The Princess and the Frog
$5 Weekend Matinee Admission or Free with Cambridge Public Library Card
With Anika Noni Rose, Bruno Campos, Keith David.
US, 2009, 35mm, color, 97 min.
Print source: Swank
Ironically it was John Lasseter, the founder of Pixar—acquired by Disney in 2006—who finally reinstated Disney’s ousted hand-drawn animation department. After a five-year hiatus, Ron Clements and John Musker—the animation duo of The Little Mermaid (1989)—were able to release their traditionally animated, musical version of a Brothers Grimm story about the potential dangers of kissing a frog, with some important changes.

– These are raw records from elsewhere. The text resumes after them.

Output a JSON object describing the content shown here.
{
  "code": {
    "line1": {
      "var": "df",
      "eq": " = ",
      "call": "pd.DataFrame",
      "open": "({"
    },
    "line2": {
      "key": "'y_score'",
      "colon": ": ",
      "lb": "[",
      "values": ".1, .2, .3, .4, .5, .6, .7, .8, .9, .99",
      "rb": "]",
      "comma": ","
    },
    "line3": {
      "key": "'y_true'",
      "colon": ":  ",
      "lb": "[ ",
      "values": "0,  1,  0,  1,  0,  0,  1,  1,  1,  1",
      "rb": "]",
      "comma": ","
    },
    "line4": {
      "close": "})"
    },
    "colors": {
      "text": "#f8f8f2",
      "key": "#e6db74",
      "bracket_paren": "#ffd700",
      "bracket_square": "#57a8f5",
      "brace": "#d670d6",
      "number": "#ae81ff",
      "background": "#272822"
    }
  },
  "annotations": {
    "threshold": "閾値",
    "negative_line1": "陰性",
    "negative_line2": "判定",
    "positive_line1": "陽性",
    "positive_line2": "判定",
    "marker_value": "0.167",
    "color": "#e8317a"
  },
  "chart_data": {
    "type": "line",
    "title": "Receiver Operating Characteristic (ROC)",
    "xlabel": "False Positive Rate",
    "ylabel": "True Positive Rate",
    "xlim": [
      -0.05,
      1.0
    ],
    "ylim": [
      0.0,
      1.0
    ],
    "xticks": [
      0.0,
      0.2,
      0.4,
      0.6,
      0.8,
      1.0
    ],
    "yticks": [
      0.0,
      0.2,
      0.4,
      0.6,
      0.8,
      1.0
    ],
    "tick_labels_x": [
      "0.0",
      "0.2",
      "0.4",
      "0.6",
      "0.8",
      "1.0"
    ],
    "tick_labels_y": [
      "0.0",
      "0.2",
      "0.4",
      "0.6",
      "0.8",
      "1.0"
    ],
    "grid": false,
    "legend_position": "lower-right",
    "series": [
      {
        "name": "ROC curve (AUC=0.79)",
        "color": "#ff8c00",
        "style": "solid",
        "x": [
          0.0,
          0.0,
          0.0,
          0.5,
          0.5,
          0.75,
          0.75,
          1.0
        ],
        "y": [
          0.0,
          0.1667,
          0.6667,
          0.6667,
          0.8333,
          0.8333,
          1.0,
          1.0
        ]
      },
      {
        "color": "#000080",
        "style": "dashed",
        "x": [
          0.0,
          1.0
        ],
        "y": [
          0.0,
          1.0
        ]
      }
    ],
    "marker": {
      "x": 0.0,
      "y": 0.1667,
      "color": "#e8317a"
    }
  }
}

As the New York Times bluntly proclaimed, “For the first time in Walt Disney animation history, the fairest of them all is black.” Seventy-two years after Snow White and the Seven Dwarfs, Disney tried to make up for its stereotyping sins of the past by presenting Tiana in 1920s New Orleans as a feisty, headstrong waitress who is sidetracked from her dream of opening her own restaurant by Prince Naveen, a smooth-talking frog. Upon the inevitable kiss, she too transforms. Accompanied by Randy Newman’s Dixieland jazz soundtrack, they make their way through the mystical, adventurous bayous of Louisiana to find the magical antidote and become human again.
Age recommendation: 8+. Content Advisory: scary images.